El parque Terra Natura Benidorm ha registrado un acontecimiento poco habitual en la fauna europea: el nacimiento de Brutus, una cría de rinoceronte indio que se convierte en el tercer ejemplar de esta especie nacido en España y el tercero también en las instalaciones del parque alicantino.
La llegada del pequeño supone un importante impulso para los programas internacionales de conservación de una de las especies de grandes mamíferos más amenazadas del planeta.
Un nacimiento excepcional en Europa
Brutus nació el pasado 6 de julio tras un parto natural que apenas duró unos minutos. Su madre, Shiwa, de 24 años, ya había protagonizado anteriormente otros dos nacimientos exitosos, consolidándose como una de las hembras reproductoras más importantes dentro del programa europeo de conservación del rinoceronte indio.
El padre de la cría es Jaffna, otro de los ejemplares que forman parte del programa coordinado para mantener una población genéticamente diversa y garantizar el futuro de la especie bajo cuidado humano.
Una especie cada vez más protegida
El rinoceronte indio (Rhinoceros unicornis) llegó a estar al borde de la desaparición durante el siglo XX debido principalmente a la caza furtiva y la pérdida de hábitat.
Actualmente la población salvaje se concentra principalmente en India y Nepal, donde los esfuerzos de conservación han permitido una lenta recuperación de la especie, aunque sigue estando considerada vulnerable y sometida a una vigilancia constante.
Por ello, cada nuevo nacimiento en zoológicos y centros especializados tiene una enorme relevancia para los programas internacionales de reproducción.
Más de diez profesionales participaron en el seguimiento
Aunque el parto se desarrolló de forma rápida y sin complicaciones, detrás del nacimiento hubo meses de trabajo y preparación.
Veterinarios, cuidadores y técnicos realizaron un seguimiento permanente de Shiwa durante la gestación y reforzaron la vigilancia durante los días previos al nacimiento mediante cámaras y controles continuos para garantizar el bienestar tanto de la madre como de la futura cría.
Los especialistas detectaron señales que indicaban la proximidad del parto, como cambios de comportamiento y la aparición de leche materna, lo que permitió preparar el dispositivo de seguimiento sin interferir en el comportamiento natural del animal.
Un crecimiento prometedor desde las primeras horas
Los primeros datos confirmaron la buena evolución del pequeño rinoceronte.
Brutus consiguió ponerse en pie menos de una hora después de nacer y comenzó a alimentarse por sí mismo pocas horas más tarde, un comportamiento considerado muy positivo por los especialistas.
Durante su primera revisión veterinaria se comprobó además que se trataba de un macho sano, fuerte y con un peso cercano a los 53 kilogramos.
El papel de los zoológicos en la conservación
El nacimiento de Brutus vuelve a abrir el debate sobre la función actual de los zoológicos modernos.

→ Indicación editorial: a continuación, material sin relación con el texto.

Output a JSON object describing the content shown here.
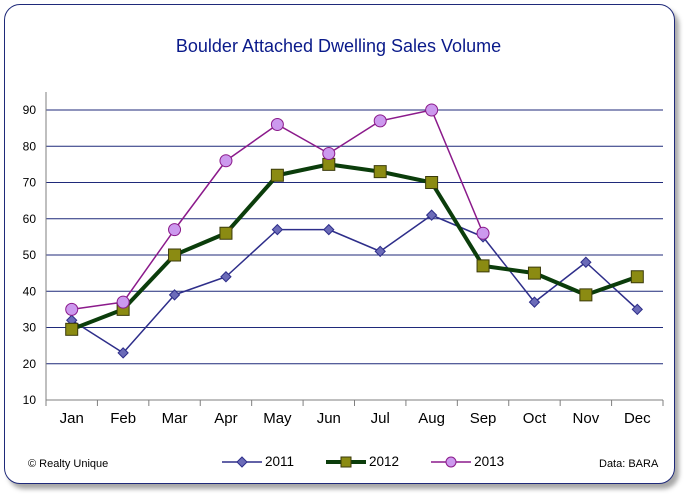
{
  "title": "Boulder Attached Dwelling Sales Volume",
  "footer": {
    "left": "© Realty Unique",
    "right": "Data: BARA"
  },
  "colors": {
    "frame": "#1f2a7a",
    "title": "#0a1a8a",
    "grid": "#1f2a7a",
    "axis": "#7f7f7f"
  },
  "chart_data": {
    "type": "line",
    "categories": [
      "Jan",
      "Feb",
      "Mar",
      "Apr",
      "May",
      "Jun",
      "Jul",
      "Aug",
      "Sep",
      "Oct",
      "Nov",
      "Dec"
    ],
    "ylim": [
      10,
      90
    ],
    "yticks": [
      10,
      20,
      30,
      40,
      50,
      60,
      70,
      80,
      90
    ],
    "grid": true,
    "legend_position": "bottom",
    "series": [
      {
        "name": "2011",
        "color": "#2e2e8a",
        "fill": "#6b6bb8",
        "marker": "diamond",
        "values": [
          32,
          23,
          39,
          44,
          57,
          57,
          51,
          61,
          55,
          37,
          48,
          35
        ]
      },
      {
        "name": "2012",
        "color": "#0b3d0b",
        "fill": "#8b8b12",
        "marker": "square",
        "values": [
          29.5,
          35,
          50,
          56,
          72,
          75,
          73,
          70,
          47,
          45,
          39,
          44
        ]
      },
      {
        "name": "2013",
        "color": "#8b1a8b",
        "fill": "#cc99ee",
        "marker": "circle",
        "values": [
          35,
          37,
          57,
          76,
          86,
          78,
          87,
          90,
          56,
          null,
          null,
          null
        ]
      }
    ]
  }
}
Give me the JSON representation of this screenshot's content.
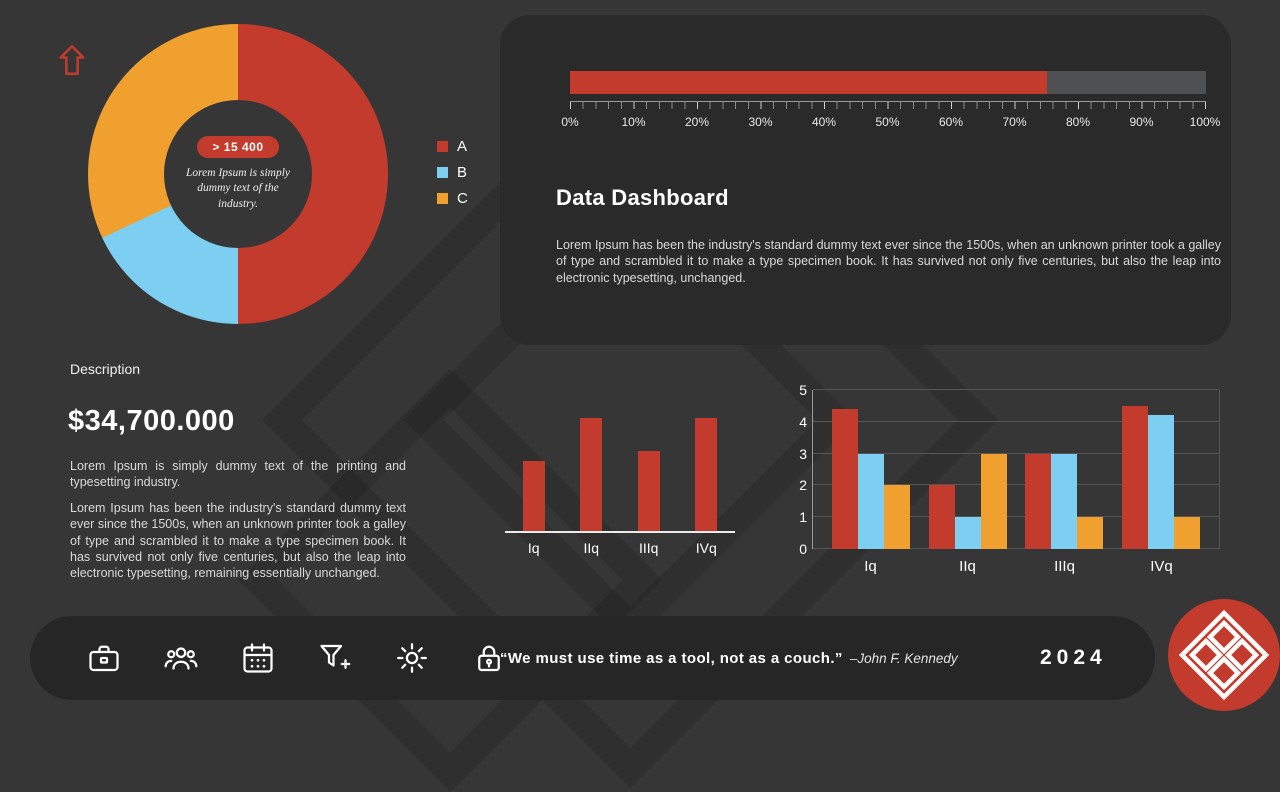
{
  "colors": {
    "red": "#c23b2c",
    "blue": "#7dcff1",
    "orange": "#efa02f",
    "background": "#363636",
    "panel": "#2a2a2a",
    "footer": "#262626",
    "progress_track": "#4f5052"
  },
  "donut": {
    "badge": "> 15 400",
    "center_text": "Lorem Ipsum is simply dummy text of the industry.",
    "legend": [
      {
        "label": "A",
        "color": "#c23b2c"
      },
      {
        "label": "B",
        "color": "#7dcff1"
      },
      {
        "label": "C",
        "color": "#efa02f"
      }
    ]
  },
  "panel": {
    "title": "Data Dashboard",
    "body": "Lorem Ipsum has been the industry's standard dummy text ever since the 1500s, when an unknown printer took a galley of type and scrambled it to make a type specimen book. It has survived not only five centuries, but also the leap into electronic typesetting, unchanged.",
    "progress_pct": 75,
    "scale": [
      "0%",
      "10%",
      "20%",
      "30%",
      "40%",
      "50%",
      "60%",
      "70%",
      "80%",
      "90%",
      "100%"
    ]
  },
  "description": {
    "label": "Description",
    "amount": "$34,700.000",
    "para1": "Lorem Ipsum is simply dummy text of the printing and typesetting industry.",
    "para2": "Lorem Ipsum has been the industry's standard dummy text ever since the 1500s, when an unknown printer took a galley of type and scrambled it to make a type specimen book. It has survived not only five centuries, but also the leap into electronic typesetting, remaining essentially unchanged."
  },
  "footer": {
    "icons": [
      "briefcase-icon",
      "users-icon",
      "calendar-icon",
      "funnel-add-icon",
      "gear-icon",
      "lock-icon"
    ],
    "quote": "“We must use time as a tool, not as a couch.”",
    "quote_attribution": "–John F. Kennedy",
    "year": "2024"
  },
  "chart_data": [
    {
      "type": "pie",
      "subtype": "donut",
      "labels": [
        "A",
        "B",
        "C"
      ],
      "values_pct": [
        50,
        18,
        32
      ],
      "colors": [
        "#c23b2c",
        "#7dcff1",
        "#efa02f"
      ],
      "center_badge": "> 15 400",
      "center_text": "Lorem Ipsum is simply dummy text of the industry.",
      "legend_position": "right"
    },
    {
      "type": "bar",
      "categories": [
        "Iq",
        "IIq",
        "IIIq",
        "IVq"
      ],
      "values": [
        2.8,
        4.5,
        3.2,
        4.5
      ],
      "ymax": 4.5,
      "color": "#c23b2c",
      "title": "",
      "xlabel": "",
      "ylabel": ""
    },
    {
      "type": "bar",
      "categories": [
        "Iq",
        "IIq",
        "IIIq",
        "IVq"
      ],
      "series": [
        {
          "name": "red",
          "color": "#c23b2c",
          "values": [
            4.4,
            2,
            3,
            4.5
          ]
        },
        {
          "name": "blue",
          "color": "#7dcff1",
          "values": [
            3,
            1,
            3,
            4.2
          ]
        },
        {
          "name": "orange",
          "color": "#efa02f",
          "values": [
            2,
            3,
            1,
            1
          ]
        }
      ],
      "ylim": [
        0,
        5
      ],
      "yticks": [
        0,
        1,
        2,
        3,
        4,
        5
      ],
      "grid": true,
      "title": "",
      "xlabel": "",
      "ylabel": ""
    }
  ]
}
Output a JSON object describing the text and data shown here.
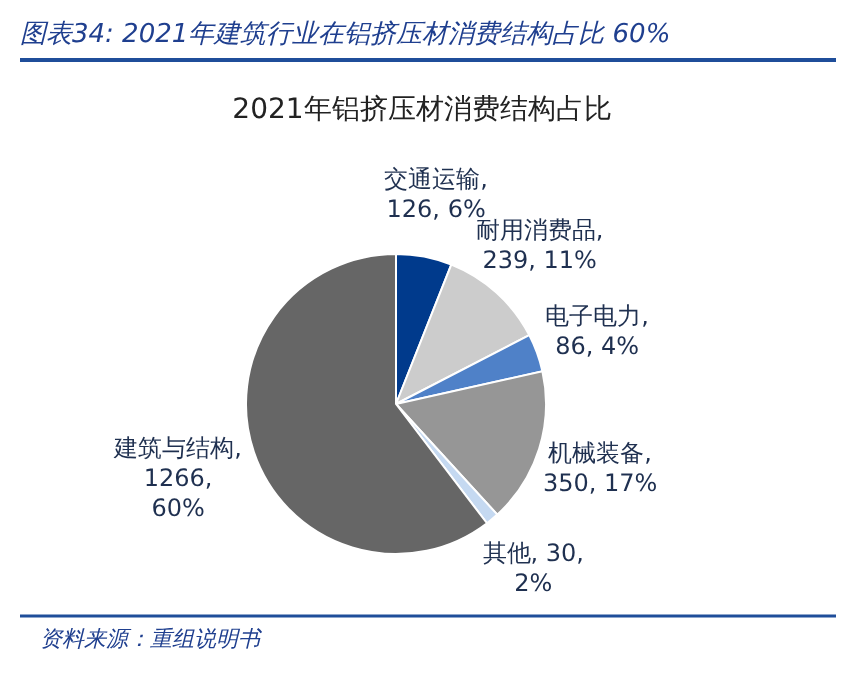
{
  "chart_data": {
    "type": "pie",
    "title": "图表34:  2021年建筑行业在铝挤压材消费结构占比 60%",
    "subtitle": "2021年铝挤压材消费结构占比",
    "categories": [
      "交通运输",
      "耐用消费品",
      "电子电力",
      "机械装备",
      "其他",
      "建筑与结构"
    ],
    "values": [
      126,
      239,
      86,
      350,
      30,
      1266
    ],
    "value_labels": [
      ", 126, 6%",
      ", 239, 11%",
      ", 86, 4%",
      ", 350, 17%",
      ", 30, 2%",
      ", 1266, 60%"
    ],
    "colors": [
      "#003a8c",
      "#cccccc",
      "#4f81c8",
      "#969696",
      "#c5d9f1",
      "#666666"
    ],
    "annotations": [
      "资料来源：重组说明书"
    ]
  }
}
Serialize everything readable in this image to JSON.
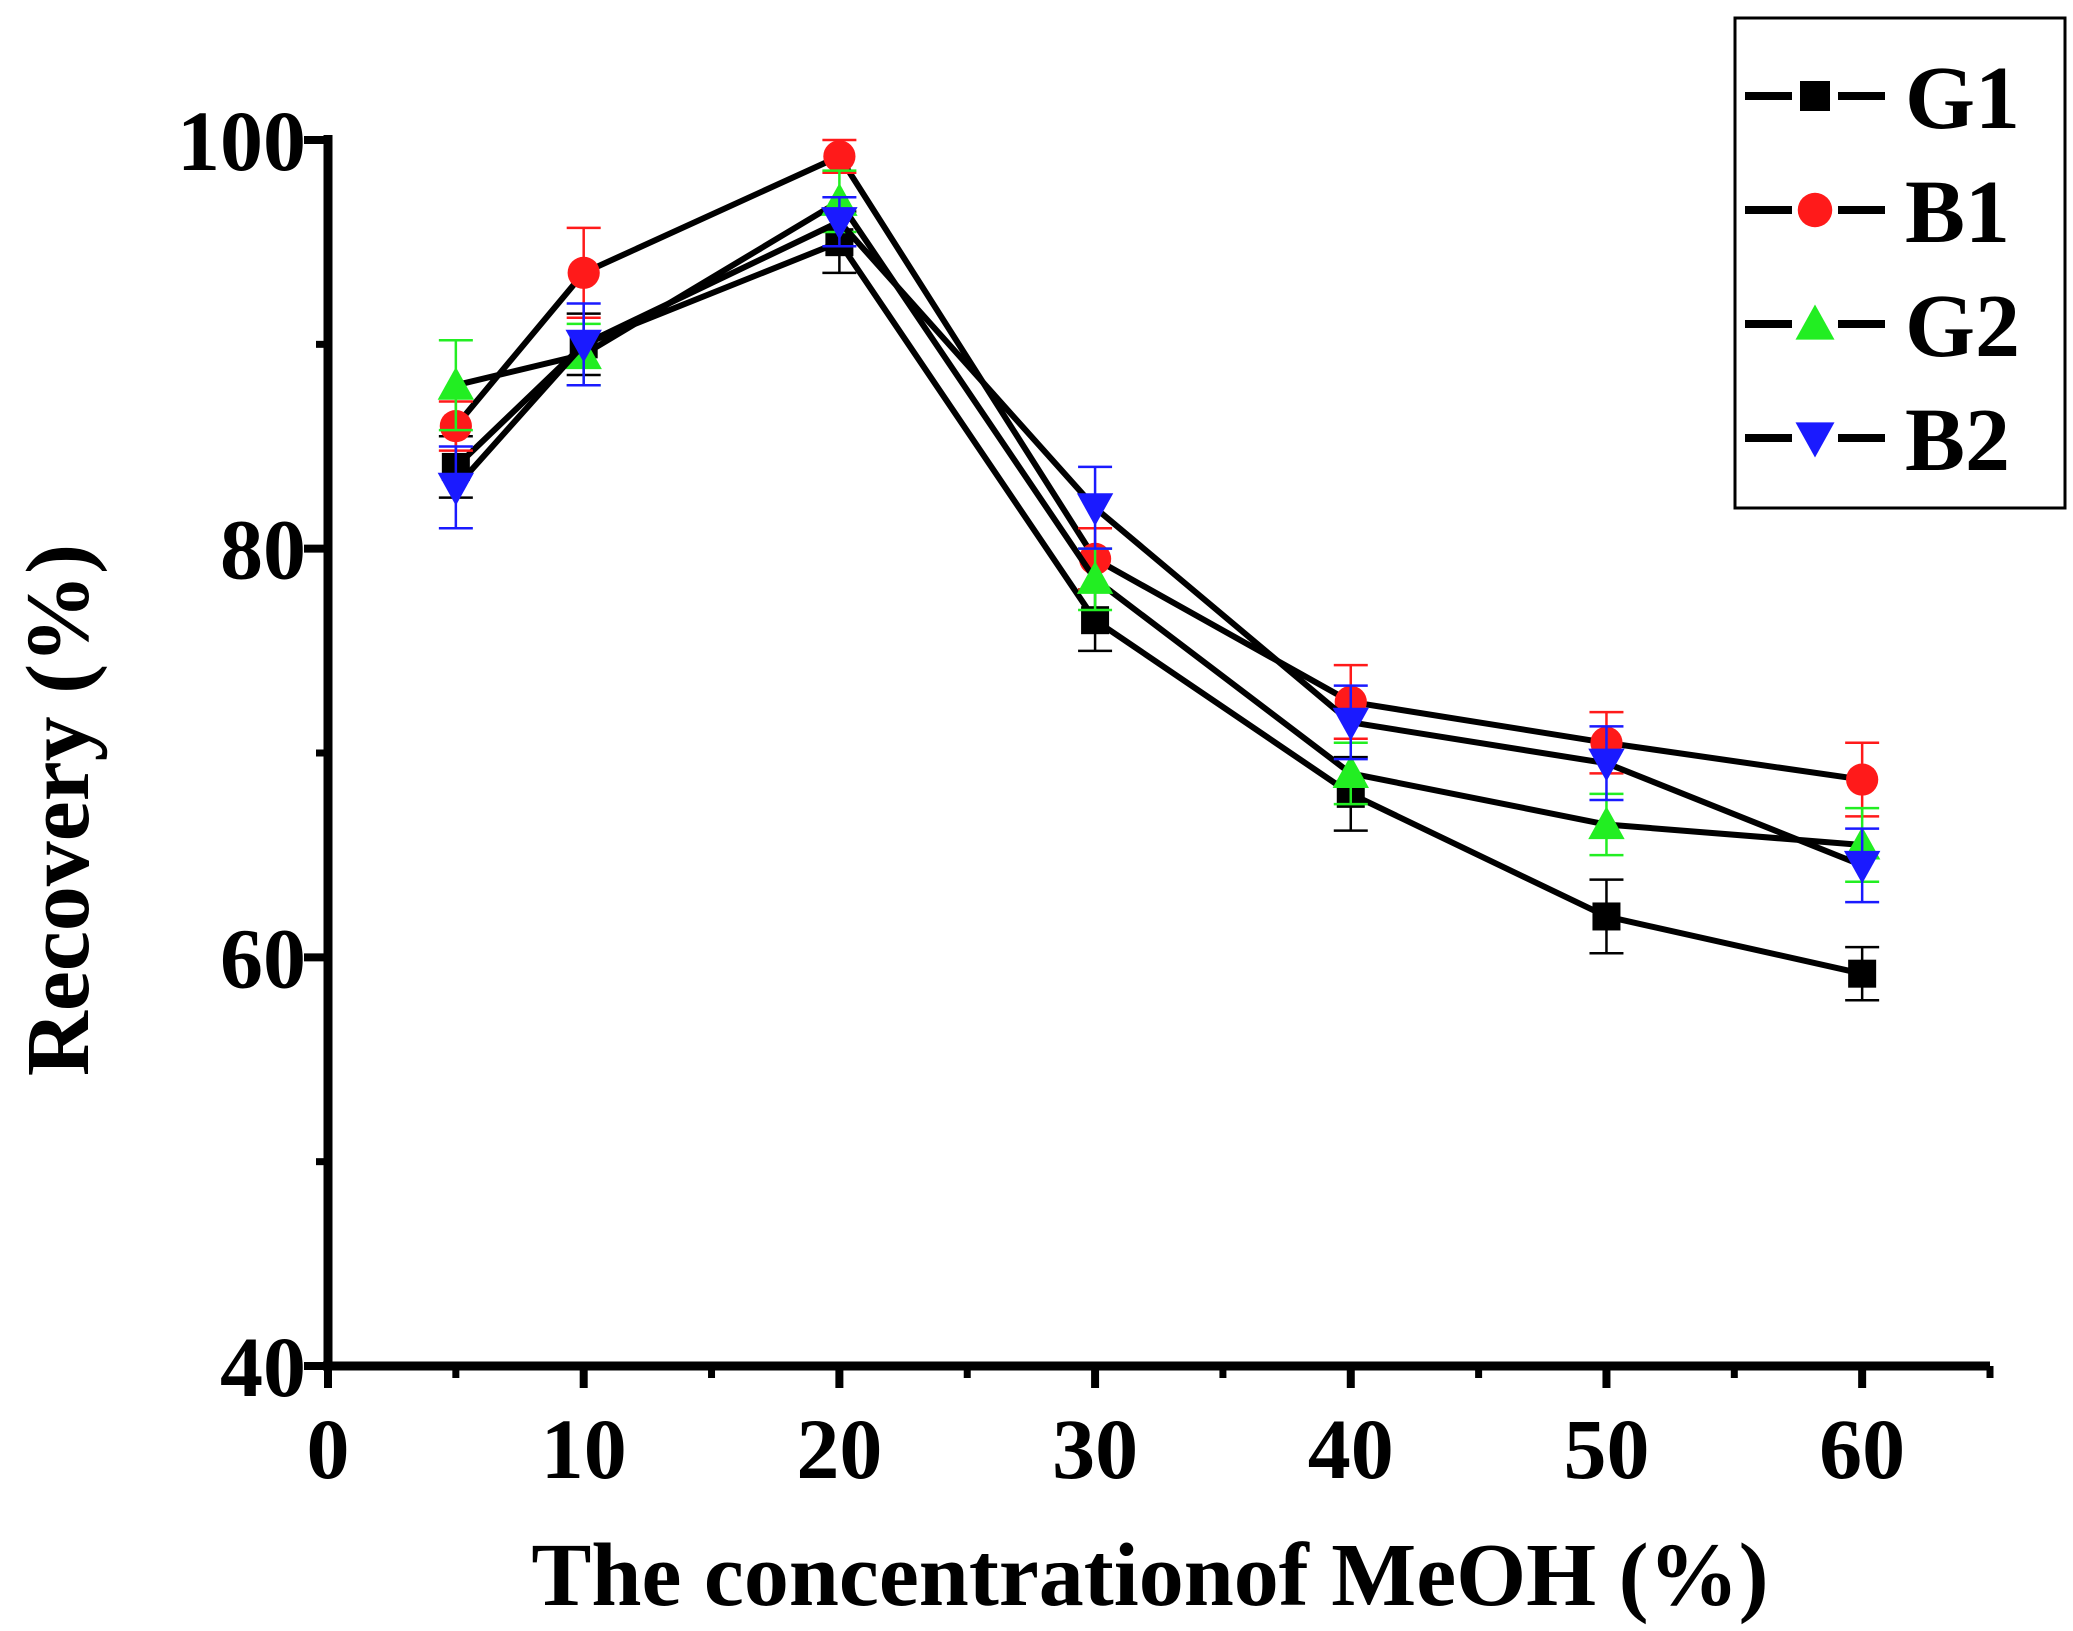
{
  "chart_data": {
    "type": "line",
    "title": "",
    "xlabel": "The concentrationof MeOH (%)",
    "ylabel": "Recovery (%)",
    "xlim": [
      0,
      65
    ],
    "ylim": [
      40,
      100
    ],
    "x_ticks": [
      0,
      10,
      20,
      30,
      40,
      50,
      60
    ],
    "y_ticks": [
      40,
      60,
      80,
      100
    ],
    "x_tick_labels": [
      "0",
      "10",
      "20",
      "30",
      "40",
      "50",
      "60"
    ],
    "y_tick_labels": [
      "40",
      "60",
      "80",
      "100"
    ],
    "legend_position": "top-right",
    "x": [
      5,
      10,
      20,
      30,
      40,
      50,
      60
    ],
    "series": [
      {
        "name": "G1",
        "color": "#000000",
        "marker": "square",
        "values": [
          84.0,
          90.0,
          95.0,
          76.5,
          68.0,
          62.0,
          59.2
        ],
        "errors": [
          1.5,
          1.5,
          1.5,
          1.5,
          1.8,
          1.8,
          1.3
        ]
      },
      {
        "name": "B1",
        "color": "#ff1a1a",
        "marker": "circle",
        "values": [
          86.0,
          93.5,
          99.2,
          79.5,
          72.5,
          70.5,
          68.7
        ],
        "errors": [
          1.2,
          2.2,
          0.8,
          1.5,
          1.8,
          1.5,
          1.8
        ]
      },
      {
        "name": "G2",
        "color": "#22ee22",
        "marker": "triangle-up",
        "values": [
          88.0,
          89.5,
          97.0,
          78.5,
          69.0,
          66.5,
          65.5
        ],
        "errors": [
          2.2,
          1.5,
          1.5,
          1.5,
          1.5,
          1.5,
          1.8
        ]
      },
      {
        "name": "B2",
        "color": "#1a1aff",
        "marker": "triangle-down",
        "values": [
          83.0,
          90.0,
          96.0,
          82.0,
          71.5,
          69.5,
          64.5
        ],
        "errors": [
          2.0,
          2.0,
          1.2,
          2.0,
          1.8,
          1.8,
          1.8
        ]
      }
    ]
  }
}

Más allá de la exhibición de animales, muchos centros participan activamente en proyectos internacionales de conservación, investigación científica, educación ambiental y reproducción de especies amenazadas.
En el caso del rinoceronte indio, estos programas permiten mantener poblaciones viables fuera de su entorno natural y constituyen una reserva genética fundamental para el futuro de la especie.
Un nuevo embajador para la biodiversidad
La llegada de Brutus no solo representa una buena noticia para el parque alicantino, sino también para la conservación mundial del rinoceronte indio.
Cada nacimiento aporta información valiosa sobre el comportamiento reproductivo, el desarrollo de las crías y los cuidados necesarios para garantizar la supervivencia de una especie que hace apenas unas décadas estuvo muy cerca de desaparecer.
Para los expertos, cada nueva cría supone mucho más que un nacimiento: es una pequeña victoria en la larga batalla por preservar la biodiversidad del planeta.